% Generated by roxygen2: do not edit by hand
% Please edit documentation in R/QC.mppData.R
\name{QC.mppData}
\alias{QC.mppData}
\title{Quality control for \code{mppData} objects}
\usage{
QC.mppData(mppData, mk.miss = 0.1, gen.miss = 0.25, n.lim = 15,
  MAF.pop.lim = 0.05, MAF.cr.lim = NULL, MAF.cr.miss = TRUE,
  MAF.cr.lim2 = NULL, verbose = TRUE, n.cores = 1)
}
\arguments{
\item{mppData}{An object of class \code{mppData} formed with
\code{\link{create.mppData}}.}

\item{mk.miss}{\code{Numeric} maximum marker missing rate at the whole
population level comprised between 0 and 1. Default = 0.1.}

\item{gen.miss}{\code{Numeric} maximum genotype missing rate at the whole
population level comprised between 0 and 1. Default = 0.25.}

\item{n.lim}{\code{Numeric} value specifying the minimum cross size.
Default = 15.}

\item{MAF.pop.lim}{\code{Numeric} minimum marker minor allele frequency at
the population level. Default = 0.05.}

\item{MAF.cr.lim}{\code{Numeric vector} specifying the critical within cross
MAF. Marker with a problematic segregation rate in at least
one cross is either set as missing within the problematic cross
(\code{MAF.cr.miss = TRUE}), or remove from the marker matrix
(\code{MAF.cr.miss = FALSE}). For default value see details.}

\item{MAF.cr.miss}{\code{Logical} value specifying if maker with a too low
segregation rate within cross (\code{MAF.cr.lim}) should be put as missing
(\code{MAF.cr.miss = TRUE}) or discarded (\code{MAF.cr.miss = FALSE}).
Default = TRUE.}

\item{MAF.cr.lim2}{\code{Numeric}. Alternative option for marker MAF
filtering.

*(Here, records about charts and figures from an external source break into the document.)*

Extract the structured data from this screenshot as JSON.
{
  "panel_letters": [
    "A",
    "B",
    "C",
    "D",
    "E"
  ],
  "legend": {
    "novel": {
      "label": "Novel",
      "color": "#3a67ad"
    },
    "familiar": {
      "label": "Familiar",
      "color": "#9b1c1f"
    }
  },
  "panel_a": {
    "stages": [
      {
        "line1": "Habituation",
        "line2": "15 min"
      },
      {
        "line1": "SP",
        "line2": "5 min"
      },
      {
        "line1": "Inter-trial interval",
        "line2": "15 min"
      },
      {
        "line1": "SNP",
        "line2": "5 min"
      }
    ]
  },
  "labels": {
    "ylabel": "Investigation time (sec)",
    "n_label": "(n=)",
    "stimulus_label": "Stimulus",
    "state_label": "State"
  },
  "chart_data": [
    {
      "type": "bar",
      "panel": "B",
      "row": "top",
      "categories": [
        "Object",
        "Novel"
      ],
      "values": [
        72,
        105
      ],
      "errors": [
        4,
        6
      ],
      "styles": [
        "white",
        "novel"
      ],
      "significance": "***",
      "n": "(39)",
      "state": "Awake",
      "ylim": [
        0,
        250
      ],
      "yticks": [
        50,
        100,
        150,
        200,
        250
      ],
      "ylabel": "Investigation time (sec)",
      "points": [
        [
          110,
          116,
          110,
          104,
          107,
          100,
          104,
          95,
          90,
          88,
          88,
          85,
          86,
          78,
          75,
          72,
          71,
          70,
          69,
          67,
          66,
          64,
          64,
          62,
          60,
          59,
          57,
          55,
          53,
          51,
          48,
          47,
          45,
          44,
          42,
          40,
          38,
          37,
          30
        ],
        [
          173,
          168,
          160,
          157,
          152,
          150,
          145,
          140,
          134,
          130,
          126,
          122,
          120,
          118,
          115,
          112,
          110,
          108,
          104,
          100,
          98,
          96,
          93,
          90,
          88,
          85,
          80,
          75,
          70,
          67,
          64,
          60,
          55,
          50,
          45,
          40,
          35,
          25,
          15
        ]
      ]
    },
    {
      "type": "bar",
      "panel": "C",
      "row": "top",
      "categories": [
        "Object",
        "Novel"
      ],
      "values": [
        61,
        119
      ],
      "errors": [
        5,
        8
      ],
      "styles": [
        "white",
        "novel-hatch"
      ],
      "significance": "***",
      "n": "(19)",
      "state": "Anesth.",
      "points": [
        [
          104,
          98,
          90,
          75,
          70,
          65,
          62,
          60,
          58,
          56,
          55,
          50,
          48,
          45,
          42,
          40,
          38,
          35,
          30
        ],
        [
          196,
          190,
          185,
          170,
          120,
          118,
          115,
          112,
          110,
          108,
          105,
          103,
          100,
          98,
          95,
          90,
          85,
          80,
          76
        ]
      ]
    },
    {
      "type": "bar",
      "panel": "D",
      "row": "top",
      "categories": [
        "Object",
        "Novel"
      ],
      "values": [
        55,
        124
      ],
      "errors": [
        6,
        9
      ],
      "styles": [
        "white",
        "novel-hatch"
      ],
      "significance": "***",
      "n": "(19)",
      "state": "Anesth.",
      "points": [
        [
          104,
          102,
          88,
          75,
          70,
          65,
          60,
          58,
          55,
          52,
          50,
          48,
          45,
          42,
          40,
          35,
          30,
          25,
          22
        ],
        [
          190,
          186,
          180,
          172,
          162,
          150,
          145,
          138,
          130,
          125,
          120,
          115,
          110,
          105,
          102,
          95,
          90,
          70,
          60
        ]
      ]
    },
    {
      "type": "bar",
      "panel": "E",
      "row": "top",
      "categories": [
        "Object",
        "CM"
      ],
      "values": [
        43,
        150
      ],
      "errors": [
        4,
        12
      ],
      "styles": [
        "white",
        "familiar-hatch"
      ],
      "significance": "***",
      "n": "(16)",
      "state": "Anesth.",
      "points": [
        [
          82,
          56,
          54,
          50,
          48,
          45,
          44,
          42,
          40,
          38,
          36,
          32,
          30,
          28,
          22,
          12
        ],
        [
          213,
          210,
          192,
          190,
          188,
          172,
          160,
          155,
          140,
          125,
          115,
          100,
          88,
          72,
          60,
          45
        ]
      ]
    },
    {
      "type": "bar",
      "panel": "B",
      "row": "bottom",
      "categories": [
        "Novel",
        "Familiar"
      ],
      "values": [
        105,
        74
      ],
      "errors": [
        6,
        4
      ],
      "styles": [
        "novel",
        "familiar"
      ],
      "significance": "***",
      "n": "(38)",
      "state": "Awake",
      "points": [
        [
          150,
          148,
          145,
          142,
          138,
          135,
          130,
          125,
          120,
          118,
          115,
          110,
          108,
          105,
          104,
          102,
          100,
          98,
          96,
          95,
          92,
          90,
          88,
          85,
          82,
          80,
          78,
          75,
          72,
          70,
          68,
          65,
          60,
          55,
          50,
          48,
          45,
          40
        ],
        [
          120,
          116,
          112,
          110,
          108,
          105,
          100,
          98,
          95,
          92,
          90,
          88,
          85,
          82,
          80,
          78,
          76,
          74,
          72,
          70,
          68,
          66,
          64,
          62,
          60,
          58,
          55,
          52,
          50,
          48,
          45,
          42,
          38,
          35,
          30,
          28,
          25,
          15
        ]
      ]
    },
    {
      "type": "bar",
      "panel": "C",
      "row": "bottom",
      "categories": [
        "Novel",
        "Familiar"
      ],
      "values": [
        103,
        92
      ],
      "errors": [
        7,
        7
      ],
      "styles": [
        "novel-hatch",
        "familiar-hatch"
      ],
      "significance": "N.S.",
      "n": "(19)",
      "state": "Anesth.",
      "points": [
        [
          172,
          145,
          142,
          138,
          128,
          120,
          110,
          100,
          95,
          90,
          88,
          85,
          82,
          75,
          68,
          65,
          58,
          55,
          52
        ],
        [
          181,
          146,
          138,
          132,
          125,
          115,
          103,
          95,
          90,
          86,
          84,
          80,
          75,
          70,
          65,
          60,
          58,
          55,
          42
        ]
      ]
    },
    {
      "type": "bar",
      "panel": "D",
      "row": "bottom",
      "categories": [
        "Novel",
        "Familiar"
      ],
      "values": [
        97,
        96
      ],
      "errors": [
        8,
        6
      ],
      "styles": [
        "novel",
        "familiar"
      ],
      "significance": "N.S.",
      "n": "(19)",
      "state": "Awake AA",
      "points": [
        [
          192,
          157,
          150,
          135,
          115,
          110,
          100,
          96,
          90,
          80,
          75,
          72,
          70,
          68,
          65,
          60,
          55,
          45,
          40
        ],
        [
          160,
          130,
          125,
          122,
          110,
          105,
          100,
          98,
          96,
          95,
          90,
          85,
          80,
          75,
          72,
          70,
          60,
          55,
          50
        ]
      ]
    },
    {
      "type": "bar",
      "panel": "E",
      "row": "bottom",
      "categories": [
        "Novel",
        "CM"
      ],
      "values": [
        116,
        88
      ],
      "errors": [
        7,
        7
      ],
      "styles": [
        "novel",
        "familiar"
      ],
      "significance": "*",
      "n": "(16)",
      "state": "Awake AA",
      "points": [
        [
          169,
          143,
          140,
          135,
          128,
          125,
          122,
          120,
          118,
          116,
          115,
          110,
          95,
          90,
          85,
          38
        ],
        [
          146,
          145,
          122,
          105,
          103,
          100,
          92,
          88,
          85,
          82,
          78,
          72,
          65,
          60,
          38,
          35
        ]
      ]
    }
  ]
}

Only markers segregating with a MAF larger than \code{MAF.cr/lim2}
will be kept for the analysis. Default = NULL.}

\item{verbose}{\code{Logical} value indicating if the steps of the QC should
be printed. Default = TRUE.}

\item{n.cores}{\code{Numeric}. Specify here the number of cores you like to
use. Default = 1.}
}
\value{
a filtered \code{mppData} object containing the the same elements
as \code{\link{create.mppData}} after filtering. It contains also the
following new elements:

\item{geno.id}{ \code{Character} vector of genotpes identifiers.}

\item{ped.mat}{Four columns \code{data.frame}: 1) the type of genotype:
"offspring" for the last genration and "founder" for the genotypes above
the offspring in the pedigree; 2) the genotype indicator; 3-4) the parent 1
(2) of each line.}

\item{geno.par.clu}{Parent marker matrix without monomorphic or completely
missing markers.}

\item{haplo.map}{Genetic map corresponding to the list of marker of the
\code{geno.par.clu} object.}

\item{parents}{List of parents.}

\item{n.cr}{Number of crosses.}

\item{n.par}{Number of parents.}

\item{rem.mk}{Vector of markers that have been removed.}

\item{rem.geno}{Vector of genotypes that have been removed.}
}
\description{
Perform different operations of quality control (QC) on the marker data of an
\code{mppData} object.
}
\details{
The different operations of the quality control are the following:

\enumerate{

\item{Remove markers with more than two alleles.}

\item{Remove markers that are monomorphic or fully missing in the parents.}

\item{Remove markers with a missing rate higher than \code{mk.miss}.}

\item{Remove genotypes with more missing markers than \code{gen.miss}.}

\item{Remove crosses with less than \code{n.lim} genotypes.}

\item{Keep only the most polymorphic marker when multiple markers map at the
same position.}

\item{Check marker minor allele frequency (MAF). Different strategy can be
used to control marker MAF:

A) A first possibility is to filter marker based on MAF at the whole population
level using \code{MAF.pop.lim}, and/or on MAF within crosses using
\code{MAF.cr.lim}.

The user can give the its own vector of critical values for MAF within cross
using \code{MAF.cr.lim}. By default, the within cross MAF values are defined
by the following function of the cross-size n.ci: MAF(n.ci) = 0.5 if n.ci c
[0, 10] and MAF(n.ci) = (4.5/n.ci) + 0.05 if n.ci > 10. This means that up
to 10 genotypes, the critical within cross MAF is set to 50%. Then it
decreases when the number of genotype increases until 5% set as a lower bound.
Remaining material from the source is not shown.